Programming

Automating Intellectual Toil: How Agent-Driven Development Transformed Copilot Applied Science

An AI researcher automated analysis of coding agent trajectories using GitHub Copilot, creating eval-agents to eliminate intellectual toil and empower team collaboration.

Published 2026-05-04 02:09:44 • Farkesli Staff

In software engineering, the urge to automate repetitive tasks often leads to building new systems—and sometimes, to completely redefining one's role. This is exactly what an AI researcher on the Copilot Applied Science team experienced. By creating the eval-agents tool, they eliminated the tedious analysis of coding agent trajectories and empowered their peers to do the same. Below, we dive into the key questions about this transformation.

What sparked the creation of the eval-agents tool?

The researcher's daily work involved analyzing coding agent performance using benchmarks like TerminalBench2 and SWEBench-Pro. Each task in these benchmarks produces a trajectory—a JSON file detailing the agent's thoughts and actions.
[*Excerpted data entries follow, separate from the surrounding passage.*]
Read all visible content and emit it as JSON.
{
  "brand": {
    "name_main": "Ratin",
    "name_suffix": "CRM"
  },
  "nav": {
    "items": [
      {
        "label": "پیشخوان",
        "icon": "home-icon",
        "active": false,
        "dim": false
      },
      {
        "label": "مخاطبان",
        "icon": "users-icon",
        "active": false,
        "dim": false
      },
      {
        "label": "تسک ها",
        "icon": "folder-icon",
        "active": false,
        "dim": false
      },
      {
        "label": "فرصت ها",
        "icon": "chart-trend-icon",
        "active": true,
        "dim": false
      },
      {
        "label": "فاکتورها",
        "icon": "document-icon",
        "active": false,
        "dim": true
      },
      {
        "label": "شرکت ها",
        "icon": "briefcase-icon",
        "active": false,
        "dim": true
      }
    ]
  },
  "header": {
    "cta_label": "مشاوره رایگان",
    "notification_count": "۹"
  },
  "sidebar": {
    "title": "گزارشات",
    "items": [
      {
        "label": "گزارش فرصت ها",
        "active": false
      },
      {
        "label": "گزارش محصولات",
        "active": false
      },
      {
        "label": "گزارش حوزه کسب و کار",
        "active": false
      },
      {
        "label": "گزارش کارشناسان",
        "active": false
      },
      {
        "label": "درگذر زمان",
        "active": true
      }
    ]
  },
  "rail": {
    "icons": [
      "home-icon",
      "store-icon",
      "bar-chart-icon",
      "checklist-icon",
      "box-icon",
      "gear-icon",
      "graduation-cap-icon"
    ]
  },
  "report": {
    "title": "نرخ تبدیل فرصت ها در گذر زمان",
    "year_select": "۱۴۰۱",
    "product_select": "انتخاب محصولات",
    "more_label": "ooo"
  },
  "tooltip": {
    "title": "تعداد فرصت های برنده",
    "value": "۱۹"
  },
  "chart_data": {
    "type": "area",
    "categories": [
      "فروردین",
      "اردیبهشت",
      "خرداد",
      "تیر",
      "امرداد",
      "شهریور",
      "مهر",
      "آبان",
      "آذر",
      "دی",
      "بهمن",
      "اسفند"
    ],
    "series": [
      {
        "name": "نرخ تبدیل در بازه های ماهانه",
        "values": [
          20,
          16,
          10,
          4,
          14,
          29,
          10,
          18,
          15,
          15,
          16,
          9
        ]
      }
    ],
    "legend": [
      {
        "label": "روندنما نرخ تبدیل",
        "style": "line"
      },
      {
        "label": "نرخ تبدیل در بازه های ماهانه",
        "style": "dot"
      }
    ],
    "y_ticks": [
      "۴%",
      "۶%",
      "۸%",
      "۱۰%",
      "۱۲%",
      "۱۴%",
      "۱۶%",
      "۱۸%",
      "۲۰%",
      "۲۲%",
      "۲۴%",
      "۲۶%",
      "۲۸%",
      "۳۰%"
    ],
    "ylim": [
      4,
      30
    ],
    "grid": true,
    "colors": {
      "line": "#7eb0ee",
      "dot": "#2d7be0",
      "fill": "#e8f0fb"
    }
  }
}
With dozens of tasks per benchmark and multiple runs each day, the total data often exceeded hundreds of thousands of lines of code. Initially, the researcher used GitHub Copilot to surface patterns, reducing the reading load to just a few hundred lines. However, the repetitive loop of “use Copilot, spot patterns, investigate” grew tiresome. The idea to automate this intellectual toil itself led to the birth of eval-agents.

Automating Intellectual Toil: How Agent-Driven Development Transformed Copilot Applied Science — Source: github.blog

What were the main design goals for the eval-agents project?

The guiding principle was that engineering and science teams work better together. The implementation strategy had three specific goals:

Make agents easy to share and use – leveraging GitHub's collaborative DNA to ensure low friction.
Make it easy to author new agents – so team members could create custom solutions quickly.
Make coding agents the primary vehicle for contributions – encouraging everyone to build and share agent-based solutions.

These goals built on the researcher's experience as an OSS maintainer on the GitHub CLI, which emphasized shareability and simplicity.

How did the researcher use GitHub Copilot before automating?

Before eval-agents, the researcher relied on GitHub Copilot to analyze benchmark trajectories. Copilot was used to surface patterns in the data, allowing the researcher to identify areas of interest without reading every line. This reduced the workload from hundreds of thousands of lines to only a few hundred. The process was iterative: run Copilot analysis, investigate the patterns, adjust, repeat. While effective, this manual loop was still repetitive and consumed time that could be spent on deeper creative work, motivating the push toward full automation.

What is a 'trajectory' in coding agent evaluation?

A trajectory is a detailed record of a coding agent's actions and thought processes while solving a task from an evaluation benchmark. Each task in datasets like TerminalBench2 generates its own trajectory file, typically in JSON format with hundreds of lines of code. These files capture every step—decisions, code modifications, and reasoning. Analyzing trajectories helps researchers understand agent behavior, identify failure modes, and measure performance. However, because there are many tasks and multiple runs, the total trajectory data can be enormous—often hundreds of thousands of lines.

How did the researcher's role change after automating the analysis?

The researcher jokingly said, “I may have just automated myself into a completely different job.” By building eval-agents, they replaced their own intellectual toil with automated processes. Instead of manually analyzing trajectories, they now maintain and improve the tool so that peers on the Copilot Applied Science team can also automate their analyses. The researcher shifted from being a primary analyst to a tool builder and enabler, helping others work faster and more creatively. This reflects a common pattern where automation changes job responsibilities toward more strategic roles.

What lessons did the researcher learn about collaboration with GitHub Copilot?

Through this project, the researcher discovered key lessons:

Copilot is not just a code generator—it's a pattern recognizer that can surface insights from large datasets.
Building shareable agents that are easy to use encourages team-wide adoption.
Making it simple to author new agents empowers every team member to solve their own unique problems.

The development loop became incredibly fast: with eval-agents, the team could iterate on analysis scripts quickly, and new agents could be created in minutes. This collaborative approach unlocked innovation and reduced repetitive work for the whole team.